Benefits of Straight Sets with Sub-Maximal Weights?

No, he doesn’t. He gets paid to train them in MMA. This poster is way off.

He has a ton of articles about strength and conditioning for MMA. You can easily google “firas zahabi strength and conditioning” and find it.

Incorrect. He’s one of the head coaches at Tristar Gym, and is an MMA coach. That’s different than a S&C coach. Guys like GSP have a different coach/coaches handling their S&C. Firas’ goal is specifically to coach fighters on their fight game, not get them stronger.

EDIT: He might be able to look at a fighter and realize that conditioning is a weakness, or that their muscular endurance is limiting them, but his primary goal isn’t to program these things, it’s to see the problem as a coach and find a way to fix it, which will generally be getting a dedicated S&C coach to work with the athlete.

I don’t discount his view when it comes to the basics of strength-skill, which can be useful for athletes (S&C is/should be GPP for athletes such as fighters), but that interview doesn’t pertain to this thread.

He is very involved in the strength and conditioning of those athletes. Like I said, google it and you will find a lot of articles and videos. I think you are getting too hung up on his official title vs the philosophy, which has been proven abroad.

Who cares? His focus is fighting and has stated many times that he prefers sub max training so as to not interfere with BJJ and skills training. I would not look to him when the goal is hypertrophy.

2 Likes

I’m fully aware. He still is not an MMA S&C coach.

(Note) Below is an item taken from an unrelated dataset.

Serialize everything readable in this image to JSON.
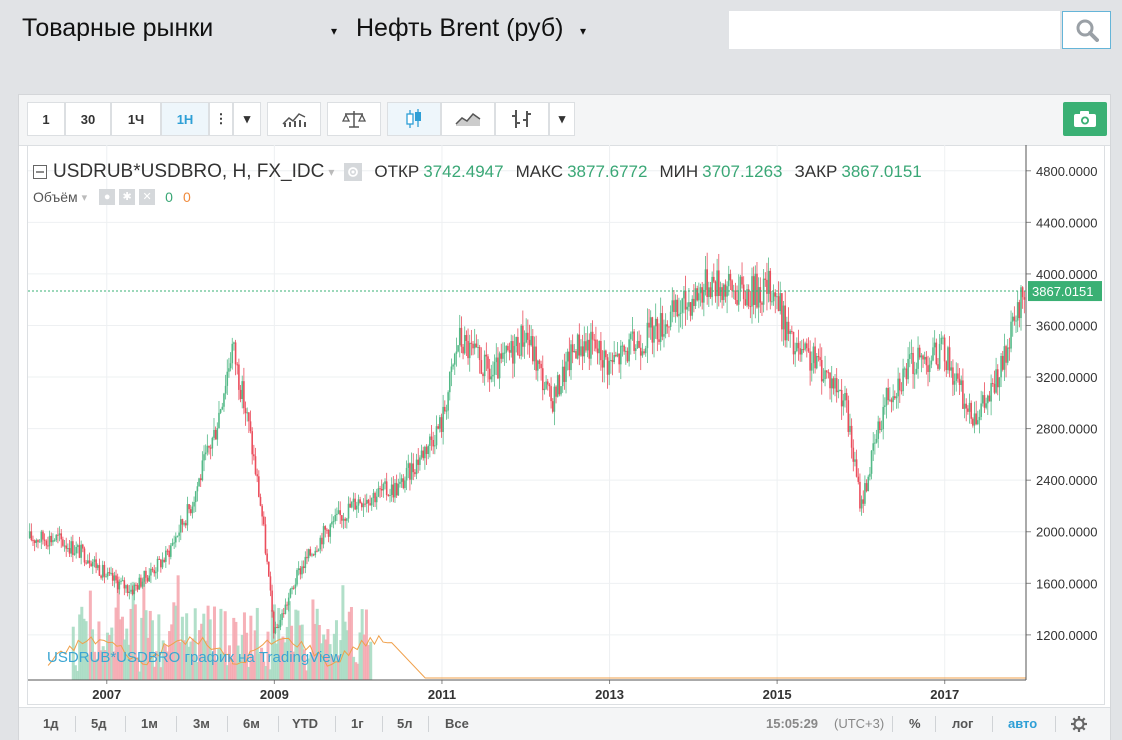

His title directly relates to his philosophy, so you shouldn’t remove one from the other.

Go back and watch the video again, and realize that everything he’s saying is in reference to athletes, so as to not let weights interfere with their skills training. You can’t take one snippet from that whole conversation out of context and claim something else.

Even Pavel, who’s a huge advocate for sub-max training and espouses the same advice as Firas here, states that slow reps to failure are needed for hypertrophy.

Also, keep in mind Firas is dealing with athletes who compete in weight classes. Now, ask him about weight training with regard to a fighter who wants to move up a weight class and maybe he says something different about failure.